See also RAD Epidemic in Russian Adoptions?


Saving a Troubled Adoption

When I started this blog more than two years ago, the severe behavioral problems that adopted kids and their parents struggle with was really under the radar. Reactive attachment disorder, PTSD and other ills that affect children who were traumatized by, if nothing else, being separated from their mothers, are becoming mainstream concerns, thanks to articles like this one from the Boston Globe.

In "Choices of the Heart," Patricia Wen tells the story of a family that almost relinquished their son when he was 15. Luckily, as a last resort, they found an attachment therapy center that, after months of intensive work, allowed him to heal -- and return to the family.


RAD Becoming Recognized

The horrible stories about the abuse of children with reactive attachment disorder in the foster and adoption system just keep coming.

Therefore, I'm especially happy to read this story from the UK of a woman who's had success in mothering RAD kids.

Sue Clifford began adopting traumatized children in 1991. She intuitively developed parenting styles that help them, in advance of the new understanding neuroscience has provided in the last ten years.


Adopting for Love

Ralph James Savarese's op-ed in yesterday's Los Angeles Times is so inspiring for its depiction of a parent's unyielding love for a child.

Savarese is the author of "Reasonable People: A Memoir of Autism and Adoption," coming out today from Other Press.
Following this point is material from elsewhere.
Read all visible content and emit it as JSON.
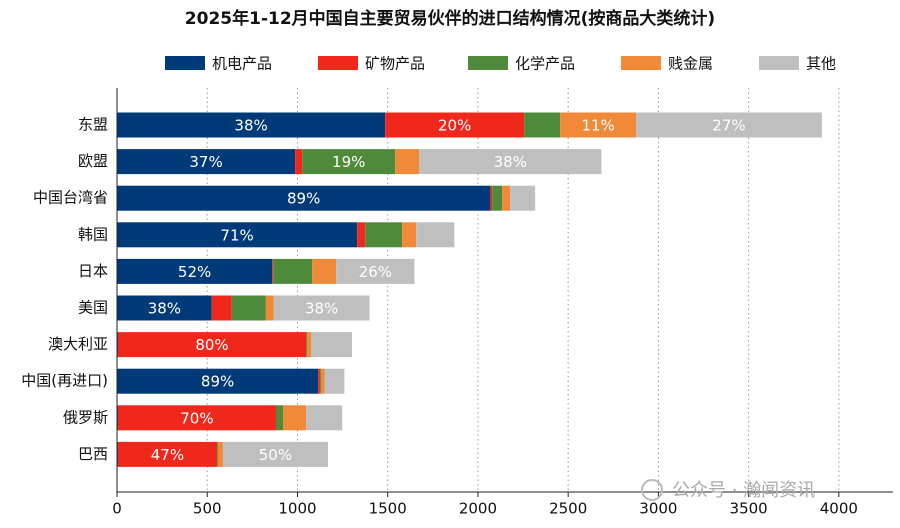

The book tells the story of their son's rebirth after eight years in their care. The six-year-old they adopted had been diagnosed as autistic, abandoned by his mother and abused in foster care.

They had bonded with him when Savarese's wife, an autism expert, had attempted to help the mother. Their love for him was already too strong to let him slip away into a life of trauma.

He writes,

"Despite the stigma attached to "special-needs children," people do adopt these kids. And yet, many more Americans spend gobs of money on fertility treatments or travel to foreign countries to find their perfect little bundles. I'm haunted by something my son wrote after we taught him how to read and type on a computer: "I want you to be proud of me. I dream of that because in foster care I had no one." How many kids lie in bed at night and think something similar?"

His editorial is full of righteous anger at the callous way society looked at his son, and it's full of steady love. This should be a terrific feel-good book for all parents and a must-read for anyone who wants to have a child, biological or adopted, disabled or not.